论文标题
Acrobat-从常规诊断的多污乳腺癌组织学全图像数据集用于计算病理学
ACROBAT -- a multi-stain breast cancer histological whole-slide-image data set from routine diagnostics for computational pathology
论文作者
论文摘要
用血久毒素和曙红(H&E)或免疫组织化学(IHC)染色的FFPE组织切片的分析是手术切除的乳腺癌标本的病理评估的重要组成部分。 IHC染色已被广泛采用诊断指南和常规工作流程,以手动评估几种已建立的生物标志物,包括ER,PGR,HER2和KI67。
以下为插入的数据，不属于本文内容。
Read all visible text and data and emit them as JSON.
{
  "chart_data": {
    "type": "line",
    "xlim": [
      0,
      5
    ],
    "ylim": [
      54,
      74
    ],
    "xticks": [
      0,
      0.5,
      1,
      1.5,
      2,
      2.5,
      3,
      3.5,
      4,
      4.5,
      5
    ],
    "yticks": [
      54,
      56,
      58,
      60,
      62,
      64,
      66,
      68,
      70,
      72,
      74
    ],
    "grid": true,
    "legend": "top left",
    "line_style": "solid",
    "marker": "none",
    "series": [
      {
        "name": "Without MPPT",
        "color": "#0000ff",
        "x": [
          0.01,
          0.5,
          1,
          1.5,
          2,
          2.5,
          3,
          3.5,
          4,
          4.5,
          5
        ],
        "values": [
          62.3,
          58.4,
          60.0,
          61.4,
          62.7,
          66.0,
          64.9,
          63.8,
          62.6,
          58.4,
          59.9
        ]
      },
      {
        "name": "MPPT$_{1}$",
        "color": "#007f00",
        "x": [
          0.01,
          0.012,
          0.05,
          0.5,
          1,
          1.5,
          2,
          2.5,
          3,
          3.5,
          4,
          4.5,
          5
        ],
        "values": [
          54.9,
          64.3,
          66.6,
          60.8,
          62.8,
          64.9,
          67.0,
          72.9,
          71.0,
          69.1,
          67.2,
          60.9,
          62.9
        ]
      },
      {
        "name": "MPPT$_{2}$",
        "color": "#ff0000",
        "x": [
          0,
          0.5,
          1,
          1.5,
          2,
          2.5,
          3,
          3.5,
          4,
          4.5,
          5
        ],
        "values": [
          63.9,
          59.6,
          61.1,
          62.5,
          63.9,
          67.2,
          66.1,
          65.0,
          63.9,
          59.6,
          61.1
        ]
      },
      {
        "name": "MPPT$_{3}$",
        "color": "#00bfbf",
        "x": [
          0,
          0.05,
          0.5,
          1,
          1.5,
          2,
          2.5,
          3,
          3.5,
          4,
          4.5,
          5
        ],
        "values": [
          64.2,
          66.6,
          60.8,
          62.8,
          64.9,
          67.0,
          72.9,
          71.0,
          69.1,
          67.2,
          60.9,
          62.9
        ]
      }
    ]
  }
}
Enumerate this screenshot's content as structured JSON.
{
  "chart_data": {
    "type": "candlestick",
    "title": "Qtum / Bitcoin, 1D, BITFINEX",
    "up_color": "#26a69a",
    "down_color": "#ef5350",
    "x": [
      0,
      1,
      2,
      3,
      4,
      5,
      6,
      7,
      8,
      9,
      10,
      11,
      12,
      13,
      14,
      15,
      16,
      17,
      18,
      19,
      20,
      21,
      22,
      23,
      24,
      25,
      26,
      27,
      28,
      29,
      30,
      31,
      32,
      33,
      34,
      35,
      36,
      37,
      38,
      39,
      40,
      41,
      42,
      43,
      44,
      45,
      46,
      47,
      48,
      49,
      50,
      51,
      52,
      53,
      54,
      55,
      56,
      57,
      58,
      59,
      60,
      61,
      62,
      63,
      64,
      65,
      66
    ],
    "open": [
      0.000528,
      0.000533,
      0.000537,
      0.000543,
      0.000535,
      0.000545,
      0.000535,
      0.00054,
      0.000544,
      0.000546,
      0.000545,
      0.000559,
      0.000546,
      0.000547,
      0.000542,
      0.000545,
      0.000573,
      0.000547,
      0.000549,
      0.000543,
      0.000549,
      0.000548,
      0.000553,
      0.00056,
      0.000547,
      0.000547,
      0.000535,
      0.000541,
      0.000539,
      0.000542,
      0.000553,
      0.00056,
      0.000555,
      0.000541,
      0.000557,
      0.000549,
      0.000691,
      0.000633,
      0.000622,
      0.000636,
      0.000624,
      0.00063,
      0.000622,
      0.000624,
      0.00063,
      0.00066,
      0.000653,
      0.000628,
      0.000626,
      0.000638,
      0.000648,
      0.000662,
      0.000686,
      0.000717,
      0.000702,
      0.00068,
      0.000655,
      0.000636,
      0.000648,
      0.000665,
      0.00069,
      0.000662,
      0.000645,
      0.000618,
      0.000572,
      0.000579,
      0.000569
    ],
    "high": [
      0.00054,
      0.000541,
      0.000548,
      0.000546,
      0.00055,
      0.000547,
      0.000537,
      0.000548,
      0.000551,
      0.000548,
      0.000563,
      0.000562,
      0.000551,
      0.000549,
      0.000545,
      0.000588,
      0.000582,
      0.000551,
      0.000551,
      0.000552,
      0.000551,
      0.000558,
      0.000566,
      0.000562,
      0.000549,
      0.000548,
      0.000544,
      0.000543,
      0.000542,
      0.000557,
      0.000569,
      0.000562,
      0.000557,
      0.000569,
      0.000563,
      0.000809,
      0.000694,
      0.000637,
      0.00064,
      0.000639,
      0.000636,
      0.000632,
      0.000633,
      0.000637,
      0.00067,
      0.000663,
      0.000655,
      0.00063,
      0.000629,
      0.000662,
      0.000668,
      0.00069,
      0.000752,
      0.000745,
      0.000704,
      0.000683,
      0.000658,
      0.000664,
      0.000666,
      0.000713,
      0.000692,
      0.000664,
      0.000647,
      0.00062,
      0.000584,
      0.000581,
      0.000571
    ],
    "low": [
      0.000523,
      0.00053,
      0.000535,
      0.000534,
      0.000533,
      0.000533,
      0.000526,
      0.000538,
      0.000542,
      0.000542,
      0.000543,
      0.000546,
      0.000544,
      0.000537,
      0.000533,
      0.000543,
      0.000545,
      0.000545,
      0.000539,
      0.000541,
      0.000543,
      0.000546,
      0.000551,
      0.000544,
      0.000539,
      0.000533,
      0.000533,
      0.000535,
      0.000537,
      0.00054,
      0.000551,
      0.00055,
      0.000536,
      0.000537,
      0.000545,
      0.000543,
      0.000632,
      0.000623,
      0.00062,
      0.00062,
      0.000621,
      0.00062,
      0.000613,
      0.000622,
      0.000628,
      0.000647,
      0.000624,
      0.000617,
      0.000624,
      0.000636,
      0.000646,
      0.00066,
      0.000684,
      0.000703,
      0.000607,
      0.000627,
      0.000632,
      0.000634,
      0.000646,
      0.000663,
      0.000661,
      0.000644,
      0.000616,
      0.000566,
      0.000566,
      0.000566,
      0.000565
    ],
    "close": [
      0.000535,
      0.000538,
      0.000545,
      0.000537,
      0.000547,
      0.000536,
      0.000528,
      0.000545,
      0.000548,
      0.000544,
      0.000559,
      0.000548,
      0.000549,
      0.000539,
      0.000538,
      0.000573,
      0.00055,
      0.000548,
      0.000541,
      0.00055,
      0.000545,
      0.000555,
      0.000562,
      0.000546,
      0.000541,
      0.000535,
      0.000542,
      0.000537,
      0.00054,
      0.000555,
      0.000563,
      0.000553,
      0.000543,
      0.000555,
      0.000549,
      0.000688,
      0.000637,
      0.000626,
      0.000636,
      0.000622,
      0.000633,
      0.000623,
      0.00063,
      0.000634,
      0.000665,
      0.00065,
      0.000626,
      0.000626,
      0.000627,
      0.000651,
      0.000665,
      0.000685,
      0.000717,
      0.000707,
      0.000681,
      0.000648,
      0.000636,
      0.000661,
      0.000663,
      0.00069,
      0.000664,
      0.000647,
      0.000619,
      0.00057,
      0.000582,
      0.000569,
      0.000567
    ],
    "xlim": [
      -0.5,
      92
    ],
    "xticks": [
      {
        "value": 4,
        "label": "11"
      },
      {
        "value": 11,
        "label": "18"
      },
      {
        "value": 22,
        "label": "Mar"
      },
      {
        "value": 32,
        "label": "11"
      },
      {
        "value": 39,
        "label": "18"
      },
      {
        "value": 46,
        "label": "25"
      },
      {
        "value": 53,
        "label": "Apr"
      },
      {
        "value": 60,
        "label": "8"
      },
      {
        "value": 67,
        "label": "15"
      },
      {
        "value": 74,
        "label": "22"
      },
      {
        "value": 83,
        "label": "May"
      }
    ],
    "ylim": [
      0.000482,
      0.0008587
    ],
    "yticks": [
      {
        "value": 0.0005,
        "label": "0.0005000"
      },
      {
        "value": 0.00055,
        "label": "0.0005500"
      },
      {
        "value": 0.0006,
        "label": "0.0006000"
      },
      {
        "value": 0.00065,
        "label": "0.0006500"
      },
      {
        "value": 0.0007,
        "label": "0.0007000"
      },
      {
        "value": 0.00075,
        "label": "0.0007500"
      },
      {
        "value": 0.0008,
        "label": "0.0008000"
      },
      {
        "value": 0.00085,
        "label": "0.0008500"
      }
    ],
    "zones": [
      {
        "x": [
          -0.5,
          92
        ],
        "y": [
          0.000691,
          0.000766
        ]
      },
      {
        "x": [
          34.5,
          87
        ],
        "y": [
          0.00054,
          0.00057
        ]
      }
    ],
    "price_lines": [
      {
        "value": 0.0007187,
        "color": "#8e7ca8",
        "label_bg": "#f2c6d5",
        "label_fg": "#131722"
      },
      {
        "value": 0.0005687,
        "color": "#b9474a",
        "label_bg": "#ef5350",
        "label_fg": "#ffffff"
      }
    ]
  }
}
但是,这是一项任务也可以通过计算病理图像分析方法来促进。计算病理学的研究最近基于公开可用的整个幻灯片图像(WSI)数据集取得了许多实质性进步。但是,该领域仍然受公共数据集的稀疏性的限制。特别是,没有匹配IHC和H&E染色组织部分的WSI,没有大型的高质量公开数据集。在这里,我们发布了目前最大的可公开可用数据集的WSI,来自女性原发性乳腺癌患者的手术切除标本的WSI,与相应的H&E和IHC染色组织的WSI相匹配,由1,153例患者组成4,212个WSI。数据集的主要目的是促进Acrobat WSI注册挑战,旨在准确地对齐H&E和IHC图像。为了在图像注册领域进行研究,基于13个注释者的37,000多个手动注释的地标对,可以通过Acrobat Challenge网站获得有关注册算法性能的自动定量反馈。除了注册之外,该数据集还可以实现许多不同的计算病理研究途径,包括染色引导的学习,虚拟染色,无监督的预训练,人工伪像检测和独立模型。
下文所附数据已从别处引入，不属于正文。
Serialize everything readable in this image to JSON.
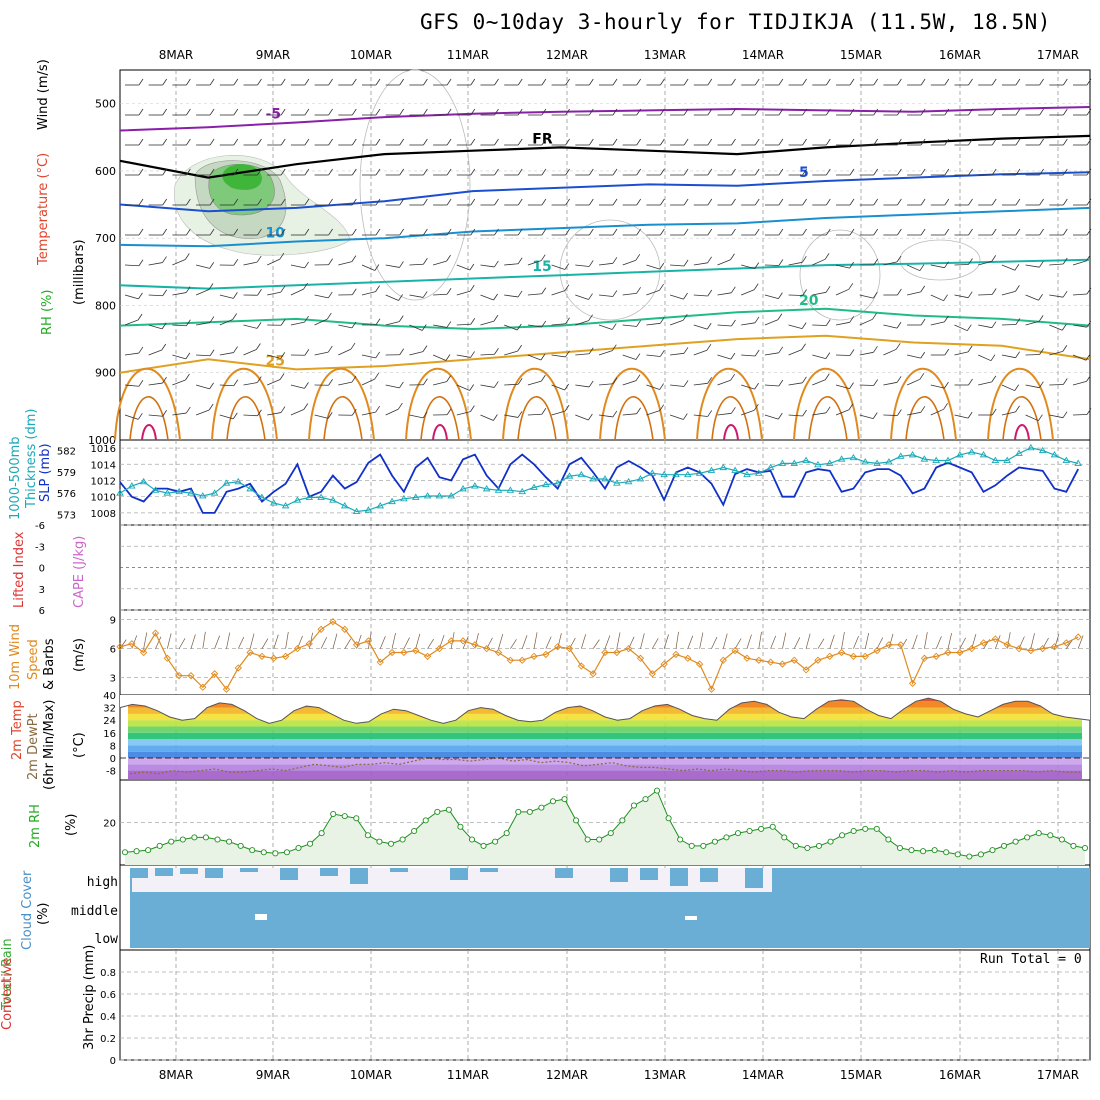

The analysis of FFPE tissue sections stained with haematoxylin and eosin (H&E) or immunohistochemistry (IHC) is an essential part of the pathologic assessment of surgically resected breast cancer specimens. IHC staining has been broadly adopted into diagnostic guidelines and routine workflows to manually assess status and scoring of several established biomarkers, including ER, PGR, HER2 and KI67. However, this is a task that can also be facilitated by computational pathology image analysis methods. The research in computational pathology has recently made numerous substantial advances, often based on publicly available whole slide image (WSI) data sets. However, the field is still considerably limited by the sparsity of public data sets. In particular, there are no large, high quality publicly available data sets with WSIs of matching IHC and H&E-stained tissue sections. Here, we publish the currently largest publicly available data set of WSIs of tissue sections from surgical resection specimens from female primary breast cancer patients with matched WSIs of corresponding H&E and IHC-stained tissue, consisting of 4,212 WSIs from 1,153 patients. The primary purpose of the data set was to facilitate the ACROBAT WSI registration challenge, aiming at accurately aligning H&E and IHC images. For research in the area of image registration, automatic quantitative feedback on registration algorithm performance remains available through the ACROBAT challenge website, based on more than 37,000 manually annotated landmark pairs from 13 annotators. Beyond registration, this data set has the potential to enable many different avenues of computational pathology research, including stain-guided learning, virtual staining, unsupervised pre-training, artefact detection and stain-independent models.